NEW YORK, NY.- David Richard Gallery is presenting Julio Valdez, Water Paintings, in his first solo exhibition with the Gallery. The presentation includes a selection of 15 paintings created from 2012 through 2019 and one earlier painting from 2008 when the artist initially embarked on this ambitious and extensive body of work. The sizes of the paintings in this presentation range from 12 x 10.5 inches up to 54 x 76 inches. Some of the largest paintings were prepared for and included in the 58th edition of the Venice Biennale where Valdez represented the Dominican Republic.
The Dominican Republic is situated between the Caribbean Sea and Atlantic Ocean. Thus, water was an essential part of Valdezs upbringing. The ocean was a source of beauty as well as entertainment, livelihood, and commerce. However, as an adult, accomplished artist, and father, Valdez realized that the water and its beauty was not only the source of wonder and awe that inspired him to study and pursue art as a career, but full of literal and metaphorical depth, rich with historical, cultural, and political significance. These literal and metaphorical aspects have also become rich sources of imagery and exploration for the artist, imbuing his artwork with thought provoking visuals and critical content throughout his career. However, the cultural and political significance is scrutinized with a more critical eye, especially in the series of Water Paintings, now that he is a father and emigrant who views the ocean with his son in sight and through a bicultural lens.
Julio Valdezs exhibition, Water Paintings are on view from November 3 through November 24, 2021, on the Ground Floor at David Richard Gallery located at 211 East 121 Street, New York.
Formally, the Water Paintings are painted with a maturity and attention to detail of a seasoned and highly observant artist. The sophistication of their execution and realistic qualities make them almost photo-real from a distance, but the artists hand is ever present. Valdez painstakingly laid many thin transparent layers of medium and pigment to capture the translucency, luminosity, and hues of the sea at various times of day and respective differences in the quality of light, including intensity, incidence, and spectrum. The result is near-pristine flat surfaces, harmonic color palettes and dynamic color adjacencies.
Conceptually, the surfaces of the Water Paintings function metaphorically to contrast the perceptions of what one thinks they see beneath the surface of the water versus what one actually sees if they go beneath the surface. The view beneath the surface is still distorted through the water which functions like a thick lens, but with far fewer reflections and distractions from the glare of light and fragmented view below due to the waters rippled surface. Painting the surface of water is challenging and dizzying as it is a broken and abstracted view of what is below the surface, like seeing multiple views of an object simultaneously. The mind can make sense of it to determine the object, but it lacks visual features and accuracy of the whole. Thus, the view is very illusory in terms of scale, proportion, detail, and color, which makes the surface perfect for abstracting any object below it.

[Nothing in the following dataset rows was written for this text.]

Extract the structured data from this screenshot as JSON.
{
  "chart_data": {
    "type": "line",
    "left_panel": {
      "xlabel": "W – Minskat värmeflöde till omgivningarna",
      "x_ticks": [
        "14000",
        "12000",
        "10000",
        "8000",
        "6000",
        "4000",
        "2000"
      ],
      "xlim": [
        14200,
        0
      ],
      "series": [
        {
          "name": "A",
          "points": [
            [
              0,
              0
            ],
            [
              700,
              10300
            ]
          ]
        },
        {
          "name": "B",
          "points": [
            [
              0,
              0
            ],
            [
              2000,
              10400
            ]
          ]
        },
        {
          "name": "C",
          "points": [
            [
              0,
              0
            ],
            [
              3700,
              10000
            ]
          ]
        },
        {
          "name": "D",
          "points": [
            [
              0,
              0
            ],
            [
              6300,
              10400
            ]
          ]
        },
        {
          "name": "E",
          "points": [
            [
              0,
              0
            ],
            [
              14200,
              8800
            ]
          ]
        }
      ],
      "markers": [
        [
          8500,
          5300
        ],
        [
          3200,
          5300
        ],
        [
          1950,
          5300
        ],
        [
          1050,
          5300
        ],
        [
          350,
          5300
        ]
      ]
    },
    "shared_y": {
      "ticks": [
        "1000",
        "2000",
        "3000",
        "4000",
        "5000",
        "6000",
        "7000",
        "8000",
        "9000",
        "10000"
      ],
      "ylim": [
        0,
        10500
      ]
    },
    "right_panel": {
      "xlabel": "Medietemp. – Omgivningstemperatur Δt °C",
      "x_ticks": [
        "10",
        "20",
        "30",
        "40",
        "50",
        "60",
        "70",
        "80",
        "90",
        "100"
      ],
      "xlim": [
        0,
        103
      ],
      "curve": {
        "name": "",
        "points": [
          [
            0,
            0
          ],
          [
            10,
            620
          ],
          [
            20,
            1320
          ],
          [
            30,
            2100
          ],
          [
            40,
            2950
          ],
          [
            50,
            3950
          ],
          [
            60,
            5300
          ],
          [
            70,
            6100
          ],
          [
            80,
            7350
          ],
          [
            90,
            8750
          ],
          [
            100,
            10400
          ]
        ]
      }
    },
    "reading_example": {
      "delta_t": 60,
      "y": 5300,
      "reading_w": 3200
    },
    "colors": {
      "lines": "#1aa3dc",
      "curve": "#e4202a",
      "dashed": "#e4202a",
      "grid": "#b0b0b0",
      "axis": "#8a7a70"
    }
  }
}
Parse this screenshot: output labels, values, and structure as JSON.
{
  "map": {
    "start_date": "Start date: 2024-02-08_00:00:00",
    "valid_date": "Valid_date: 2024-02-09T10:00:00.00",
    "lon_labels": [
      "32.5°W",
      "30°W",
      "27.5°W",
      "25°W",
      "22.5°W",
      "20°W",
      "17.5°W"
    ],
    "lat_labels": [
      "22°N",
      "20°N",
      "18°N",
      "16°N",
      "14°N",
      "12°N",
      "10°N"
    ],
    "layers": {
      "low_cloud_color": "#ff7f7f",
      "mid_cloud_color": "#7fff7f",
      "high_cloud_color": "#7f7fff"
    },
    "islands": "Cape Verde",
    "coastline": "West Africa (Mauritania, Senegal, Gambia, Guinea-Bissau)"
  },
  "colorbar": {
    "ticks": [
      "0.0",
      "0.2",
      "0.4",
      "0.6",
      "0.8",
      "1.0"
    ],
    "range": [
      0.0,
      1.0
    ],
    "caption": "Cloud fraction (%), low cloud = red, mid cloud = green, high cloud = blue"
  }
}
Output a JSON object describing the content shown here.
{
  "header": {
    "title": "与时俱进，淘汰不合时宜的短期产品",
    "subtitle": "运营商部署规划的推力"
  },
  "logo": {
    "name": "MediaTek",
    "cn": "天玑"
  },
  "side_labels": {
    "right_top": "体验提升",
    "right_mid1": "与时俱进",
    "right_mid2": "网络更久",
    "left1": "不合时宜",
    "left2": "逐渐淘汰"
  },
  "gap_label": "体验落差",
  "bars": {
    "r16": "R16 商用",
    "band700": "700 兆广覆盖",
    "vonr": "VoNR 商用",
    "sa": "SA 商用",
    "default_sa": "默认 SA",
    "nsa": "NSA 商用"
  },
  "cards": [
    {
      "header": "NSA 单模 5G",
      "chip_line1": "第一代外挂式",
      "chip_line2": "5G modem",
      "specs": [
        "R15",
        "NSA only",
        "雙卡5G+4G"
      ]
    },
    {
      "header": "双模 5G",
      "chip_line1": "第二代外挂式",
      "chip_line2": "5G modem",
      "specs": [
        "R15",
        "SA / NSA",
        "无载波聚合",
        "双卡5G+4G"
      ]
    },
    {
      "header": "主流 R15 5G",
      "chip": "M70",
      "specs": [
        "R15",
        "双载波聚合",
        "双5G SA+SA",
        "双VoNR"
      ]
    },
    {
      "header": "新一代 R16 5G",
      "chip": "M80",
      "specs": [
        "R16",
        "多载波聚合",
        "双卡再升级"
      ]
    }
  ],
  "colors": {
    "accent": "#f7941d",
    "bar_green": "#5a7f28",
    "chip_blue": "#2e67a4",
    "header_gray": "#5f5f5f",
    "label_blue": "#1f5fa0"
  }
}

Julio Valdez was born in Santo Domingo, the Dominican Republic, in 1969. Currently, he lives and works in New York City, since 1993.
Valdez is a painter working in oil and acrylic media, a master printmaker and installation artist. He is also a teaching artist and mentor for emerging artists. His work is included in private and institutional collections nationally and internationally. In 2019, Valdez represented the Dominican Republic at the 58th Venice Biennale with works from the same series.
Recent exhibitions in 2021, included: Inside - Outside, Upside Down, at The Phillips Collection and I Cant Breate, a public art installation in Harlem. A survey of his work will also be included at the Art Museum of the Americas at Organization of American States (OAS), Washington, DC. in 2022.
Valdez first museum exhibition was at the Omar Rayo Museum in Colombia in 1988. Since then he has had 32 solo exhibitions in galleries and institutions nationally and internationally and has participated in more than 100 group exhibitions.
Valdez is an award-winning artist whose work received prizes in printmaking at the national biennials 1990, 1992, 1994, 1996 and 1998 at the Museo de Arte Moderno, Santo Domingo. He also received international awards, including the Silver Palette for Painting at the XXX International Painting Festival, Cagnes-sur-Mer, France in 1998, and the Grand Prize at the XVII E. Leon Jimenez Biennial in the Dominican Republic in 2000.
Fellowships include, Artist-in-Residence at The Studio Museum in Harlem, 1997-98, Artists in the Marketplace program, Bronx Museum of the Arts, New York Foundation for the Arts Fellowship 2003, National Academy of Arts Fellowship, New York, for Advanced Studies in Public Art.
In 2013, he opened an alternative gallery and printmaking workshop, JVS Project Space in his studio to mentor under-represented artists and provide exhibition opportunities. The gallery relocated to a street level space in East Harlem earlier this year.
For more than 20 years Valdez has hosted workshops and seminars in New York City, Washington DC and Puerto Rico.
His fine art training began in the Dominican Republic 1984-1986 at the National School of Fine Art, Santo Domingo and 1986-1988 at the Altos de Chavόn School of Design, La Romana. He later studied printmaking in New York City with Robert Blackburn and Kathy Caraccio.